In digital, we can measure so much. But so much of what we measure is completely meaningless. What does a click mean, other than that a click has happened? If you have an answer, is it the same answer as the next agency or client would give? Is it even the same for each campaign of yours? As an industry, we’ve tied ourselves to metrics that are very often unrelated to what an advertiser really cares about.  And that’s not how the ad “performed,” but how the audience was moved.

The problem is that the ad server that reports our metrics back to us is only good at measuring actions when what we need to measure is attitude. 

Some examples of popular but misleading metrics are:

  • Impressions and eCPM 

The ad server tells us that an ad was delivered, but not whether it was seen. Many sites deliver fistfuls of ad impressions on each page.  We pay more for the larger ones and those above the scroll because we know that large and prominent has a better chance of being seen. But we don’t know that they are seen. This is further complicated by the ease with which sites can burn impressions no one sees – by placing them on the bottom of the page, by instigating many page refreshes during the content consumption experience,  and even by placing ad tags on redirect pages that never render on screens (we’ve really seen that).

  • Views

The television model of interrupting content with advertising has jumped full force to the web. Ads are being delivered online in pre- and mid-roll formats that can’t be fast-forwarded… but that doesn’t mean people are watching.  In a piece of research we did in the US, we found that people take the “your content will start in 30 seconds” countdown as an invitation to do something else for 30 seconds.  “I open a new tab and look at something else, then when I hear my clip start I bounce back,” said one of our respondents.  

  • Cost

When low cost is the measure of success you’ve failed before you start. Striving for low cost only means you’ve bought something cheaply. Here’s the news: it’s easy to buy cheap. But it’s hard to buy valuable, and it is in the nature of valuable not to be cheap.  Often an agency will buy valuable, pay its cost, and then buy a lot of cheap mass impression inventory to drive down the overall costs. Is it a great use of budget to waste money in order to look thrifty?
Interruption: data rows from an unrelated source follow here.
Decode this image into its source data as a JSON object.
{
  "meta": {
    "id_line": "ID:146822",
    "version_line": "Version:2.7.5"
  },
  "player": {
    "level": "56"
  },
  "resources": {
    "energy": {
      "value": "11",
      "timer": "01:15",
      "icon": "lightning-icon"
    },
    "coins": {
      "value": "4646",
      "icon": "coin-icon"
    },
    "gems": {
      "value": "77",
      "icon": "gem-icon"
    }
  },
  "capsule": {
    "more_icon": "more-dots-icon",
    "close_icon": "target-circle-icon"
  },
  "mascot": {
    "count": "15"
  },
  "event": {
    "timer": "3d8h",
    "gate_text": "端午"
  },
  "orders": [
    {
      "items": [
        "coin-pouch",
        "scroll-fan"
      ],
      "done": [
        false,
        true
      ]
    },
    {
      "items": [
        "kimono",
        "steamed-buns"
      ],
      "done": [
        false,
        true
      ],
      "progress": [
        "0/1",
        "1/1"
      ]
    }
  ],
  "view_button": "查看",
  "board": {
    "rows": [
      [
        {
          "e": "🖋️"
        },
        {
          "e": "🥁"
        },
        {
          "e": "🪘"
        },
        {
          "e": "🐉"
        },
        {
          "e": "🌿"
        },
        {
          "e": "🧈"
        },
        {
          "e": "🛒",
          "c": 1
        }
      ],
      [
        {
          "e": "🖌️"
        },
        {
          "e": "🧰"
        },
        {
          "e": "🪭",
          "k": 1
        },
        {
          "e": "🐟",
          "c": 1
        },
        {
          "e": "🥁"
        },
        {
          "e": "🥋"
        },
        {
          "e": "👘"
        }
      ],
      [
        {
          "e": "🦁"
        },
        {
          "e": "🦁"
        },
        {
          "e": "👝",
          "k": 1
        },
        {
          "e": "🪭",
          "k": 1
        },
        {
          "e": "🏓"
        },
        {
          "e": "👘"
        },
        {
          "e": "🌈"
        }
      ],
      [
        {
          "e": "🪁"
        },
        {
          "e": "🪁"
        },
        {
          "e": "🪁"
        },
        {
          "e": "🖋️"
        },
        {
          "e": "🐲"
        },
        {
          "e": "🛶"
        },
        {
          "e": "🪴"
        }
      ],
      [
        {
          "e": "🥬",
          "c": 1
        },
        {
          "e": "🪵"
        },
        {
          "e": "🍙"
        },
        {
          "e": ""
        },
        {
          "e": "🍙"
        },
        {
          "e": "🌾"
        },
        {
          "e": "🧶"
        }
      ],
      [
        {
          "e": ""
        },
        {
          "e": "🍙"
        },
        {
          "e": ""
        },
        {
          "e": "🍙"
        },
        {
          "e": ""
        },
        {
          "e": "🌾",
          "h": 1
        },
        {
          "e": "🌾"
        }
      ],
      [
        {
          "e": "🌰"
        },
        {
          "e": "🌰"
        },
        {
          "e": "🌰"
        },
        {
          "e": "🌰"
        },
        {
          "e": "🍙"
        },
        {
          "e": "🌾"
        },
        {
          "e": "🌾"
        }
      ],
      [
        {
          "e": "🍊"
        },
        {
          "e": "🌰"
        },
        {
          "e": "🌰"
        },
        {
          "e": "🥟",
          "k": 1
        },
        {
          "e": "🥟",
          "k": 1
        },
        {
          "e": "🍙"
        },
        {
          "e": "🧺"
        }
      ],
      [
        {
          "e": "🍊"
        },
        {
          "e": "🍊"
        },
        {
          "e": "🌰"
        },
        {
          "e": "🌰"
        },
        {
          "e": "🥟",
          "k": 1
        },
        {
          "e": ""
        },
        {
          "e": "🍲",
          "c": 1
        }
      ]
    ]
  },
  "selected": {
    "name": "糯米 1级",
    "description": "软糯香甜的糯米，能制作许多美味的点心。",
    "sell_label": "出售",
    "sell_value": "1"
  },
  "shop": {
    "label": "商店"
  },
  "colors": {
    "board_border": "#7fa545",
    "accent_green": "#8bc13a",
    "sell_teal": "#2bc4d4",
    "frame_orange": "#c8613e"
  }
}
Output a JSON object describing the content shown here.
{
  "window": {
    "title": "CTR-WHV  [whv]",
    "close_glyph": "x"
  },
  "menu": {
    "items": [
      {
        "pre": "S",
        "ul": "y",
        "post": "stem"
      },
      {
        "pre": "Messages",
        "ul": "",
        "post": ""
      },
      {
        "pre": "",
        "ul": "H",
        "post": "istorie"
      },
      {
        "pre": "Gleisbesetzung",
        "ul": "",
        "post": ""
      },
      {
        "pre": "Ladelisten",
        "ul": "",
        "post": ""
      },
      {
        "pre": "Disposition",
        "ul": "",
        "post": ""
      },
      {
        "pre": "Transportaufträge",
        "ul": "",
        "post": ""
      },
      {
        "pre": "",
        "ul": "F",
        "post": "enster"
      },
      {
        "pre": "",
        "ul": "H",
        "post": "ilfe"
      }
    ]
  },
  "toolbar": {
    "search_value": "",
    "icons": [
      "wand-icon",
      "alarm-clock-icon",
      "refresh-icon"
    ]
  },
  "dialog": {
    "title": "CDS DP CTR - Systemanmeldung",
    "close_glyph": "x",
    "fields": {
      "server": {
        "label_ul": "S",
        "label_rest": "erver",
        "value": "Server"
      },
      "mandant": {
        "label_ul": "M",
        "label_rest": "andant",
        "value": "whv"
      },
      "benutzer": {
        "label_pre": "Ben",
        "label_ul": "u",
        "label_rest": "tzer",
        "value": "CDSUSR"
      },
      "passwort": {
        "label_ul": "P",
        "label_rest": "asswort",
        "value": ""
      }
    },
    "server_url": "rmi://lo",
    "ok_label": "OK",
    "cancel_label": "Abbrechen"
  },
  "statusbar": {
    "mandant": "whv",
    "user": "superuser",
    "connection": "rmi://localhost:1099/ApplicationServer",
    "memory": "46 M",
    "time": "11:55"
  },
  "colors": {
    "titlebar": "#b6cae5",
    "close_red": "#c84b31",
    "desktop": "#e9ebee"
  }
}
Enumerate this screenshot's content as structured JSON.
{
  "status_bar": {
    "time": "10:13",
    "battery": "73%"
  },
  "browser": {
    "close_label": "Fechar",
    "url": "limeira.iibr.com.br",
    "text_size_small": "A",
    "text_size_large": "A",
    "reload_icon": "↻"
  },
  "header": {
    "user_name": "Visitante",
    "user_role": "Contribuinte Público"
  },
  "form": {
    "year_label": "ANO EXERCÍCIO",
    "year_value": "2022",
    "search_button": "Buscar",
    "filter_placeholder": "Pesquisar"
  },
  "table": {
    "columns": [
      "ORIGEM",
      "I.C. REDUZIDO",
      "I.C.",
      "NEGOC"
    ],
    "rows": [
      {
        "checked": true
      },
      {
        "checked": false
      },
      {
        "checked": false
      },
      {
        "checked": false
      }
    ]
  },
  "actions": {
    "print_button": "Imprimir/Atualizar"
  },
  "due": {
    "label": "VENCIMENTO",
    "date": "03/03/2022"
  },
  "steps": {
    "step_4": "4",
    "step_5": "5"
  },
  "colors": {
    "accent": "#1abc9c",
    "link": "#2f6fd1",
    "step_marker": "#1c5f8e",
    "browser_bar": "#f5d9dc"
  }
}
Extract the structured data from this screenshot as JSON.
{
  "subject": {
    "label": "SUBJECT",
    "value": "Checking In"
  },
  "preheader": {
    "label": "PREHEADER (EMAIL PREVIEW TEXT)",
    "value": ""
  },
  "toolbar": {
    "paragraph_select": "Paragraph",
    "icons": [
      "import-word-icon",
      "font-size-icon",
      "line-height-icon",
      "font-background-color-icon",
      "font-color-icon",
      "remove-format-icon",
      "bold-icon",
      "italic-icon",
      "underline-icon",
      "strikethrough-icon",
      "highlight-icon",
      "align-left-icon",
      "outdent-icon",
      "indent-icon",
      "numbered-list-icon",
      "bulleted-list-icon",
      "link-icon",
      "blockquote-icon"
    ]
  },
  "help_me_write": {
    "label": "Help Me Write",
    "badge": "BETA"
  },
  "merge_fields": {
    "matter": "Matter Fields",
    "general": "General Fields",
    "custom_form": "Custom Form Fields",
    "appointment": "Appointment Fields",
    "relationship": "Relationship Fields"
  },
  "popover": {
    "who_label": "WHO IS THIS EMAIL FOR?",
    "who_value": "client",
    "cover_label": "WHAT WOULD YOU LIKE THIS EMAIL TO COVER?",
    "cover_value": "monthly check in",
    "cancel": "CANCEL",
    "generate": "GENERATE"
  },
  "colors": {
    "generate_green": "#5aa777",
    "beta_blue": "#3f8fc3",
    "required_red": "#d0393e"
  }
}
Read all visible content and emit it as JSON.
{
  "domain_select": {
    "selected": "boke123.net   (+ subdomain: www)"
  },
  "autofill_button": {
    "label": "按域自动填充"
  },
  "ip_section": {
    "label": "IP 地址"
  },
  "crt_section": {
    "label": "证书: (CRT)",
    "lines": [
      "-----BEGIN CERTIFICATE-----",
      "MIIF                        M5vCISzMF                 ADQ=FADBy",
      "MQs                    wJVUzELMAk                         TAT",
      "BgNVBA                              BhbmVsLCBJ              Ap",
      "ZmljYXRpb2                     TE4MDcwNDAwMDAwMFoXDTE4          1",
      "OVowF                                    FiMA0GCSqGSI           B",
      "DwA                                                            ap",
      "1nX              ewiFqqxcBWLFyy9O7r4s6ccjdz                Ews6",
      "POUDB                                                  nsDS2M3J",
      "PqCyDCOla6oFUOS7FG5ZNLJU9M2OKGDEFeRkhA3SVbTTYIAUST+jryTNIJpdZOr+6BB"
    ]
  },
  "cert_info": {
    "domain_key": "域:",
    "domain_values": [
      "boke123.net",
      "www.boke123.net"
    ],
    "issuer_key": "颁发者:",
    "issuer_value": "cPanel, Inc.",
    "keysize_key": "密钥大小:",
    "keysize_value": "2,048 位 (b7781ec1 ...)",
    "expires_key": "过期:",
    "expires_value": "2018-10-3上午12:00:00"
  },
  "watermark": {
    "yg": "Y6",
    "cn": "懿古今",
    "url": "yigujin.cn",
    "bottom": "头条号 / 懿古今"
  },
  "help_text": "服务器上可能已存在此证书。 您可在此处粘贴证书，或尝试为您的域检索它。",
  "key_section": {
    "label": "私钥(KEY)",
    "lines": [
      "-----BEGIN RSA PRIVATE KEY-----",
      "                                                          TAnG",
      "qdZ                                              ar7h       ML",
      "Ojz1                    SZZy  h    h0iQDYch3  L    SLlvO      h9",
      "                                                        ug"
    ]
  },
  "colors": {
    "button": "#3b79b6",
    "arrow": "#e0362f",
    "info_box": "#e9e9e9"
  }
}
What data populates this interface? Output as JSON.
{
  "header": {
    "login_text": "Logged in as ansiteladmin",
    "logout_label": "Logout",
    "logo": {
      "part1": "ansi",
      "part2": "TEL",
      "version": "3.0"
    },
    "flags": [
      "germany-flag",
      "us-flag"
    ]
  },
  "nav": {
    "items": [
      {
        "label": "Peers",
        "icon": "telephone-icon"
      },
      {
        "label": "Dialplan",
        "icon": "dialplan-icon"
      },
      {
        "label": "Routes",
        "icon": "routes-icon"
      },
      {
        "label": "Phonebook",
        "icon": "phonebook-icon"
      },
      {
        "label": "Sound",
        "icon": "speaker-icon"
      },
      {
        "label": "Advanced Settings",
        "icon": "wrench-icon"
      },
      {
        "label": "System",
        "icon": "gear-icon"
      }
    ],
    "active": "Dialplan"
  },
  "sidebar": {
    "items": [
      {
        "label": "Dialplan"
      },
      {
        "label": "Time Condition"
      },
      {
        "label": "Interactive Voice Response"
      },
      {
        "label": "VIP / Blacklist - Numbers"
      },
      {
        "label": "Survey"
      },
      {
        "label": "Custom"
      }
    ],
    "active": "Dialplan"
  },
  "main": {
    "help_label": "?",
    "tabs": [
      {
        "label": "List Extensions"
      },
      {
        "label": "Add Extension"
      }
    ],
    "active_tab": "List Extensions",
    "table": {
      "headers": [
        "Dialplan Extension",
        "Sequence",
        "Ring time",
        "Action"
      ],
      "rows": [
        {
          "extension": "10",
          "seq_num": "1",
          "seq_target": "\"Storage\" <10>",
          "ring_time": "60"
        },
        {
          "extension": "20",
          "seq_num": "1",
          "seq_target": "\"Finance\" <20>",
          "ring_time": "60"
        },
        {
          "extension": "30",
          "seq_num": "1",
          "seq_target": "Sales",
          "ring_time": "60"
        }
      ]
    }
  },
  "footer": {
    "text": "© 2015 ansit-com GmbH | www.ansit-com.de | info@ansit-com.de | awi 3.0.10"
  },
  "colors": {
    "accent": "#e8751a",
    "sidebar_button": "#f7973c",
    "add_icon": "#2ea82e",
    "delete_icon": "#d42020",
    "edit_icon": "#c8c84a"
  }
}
What matters is not the delivery of an impression but the making of one. And there are only a few ways to understand whether you’ve captured attention and moved an audience’s perception of a brand. One is to buy on cost-per-click or cost-per-engagement so that the risk of not getting attention rests with the publishers. This way, the only people you pay to reach are the ones who want to be reached. 

In a broad study of the effect of engagement, we learned that people who choose to engage with a display ad are four times more likely to recall the ad than people who were delivered a forced view of a pre-roll-like video product. And engagers were two to three times more likely to be able to repeat back brand attributes and significantly more likely to be moved to intention or likelihood to recommend than people who were merely exposed.

Regardless of chosen approach, it is important that the advertiser thinks critically about the metrics that apply to their core goals.  In an on-demand world, capturing attention is the single biggest challenge, so we must focus on understanding whether we have successfully done so and what the affect of gaining attention was on the viewer rather than on the ad server.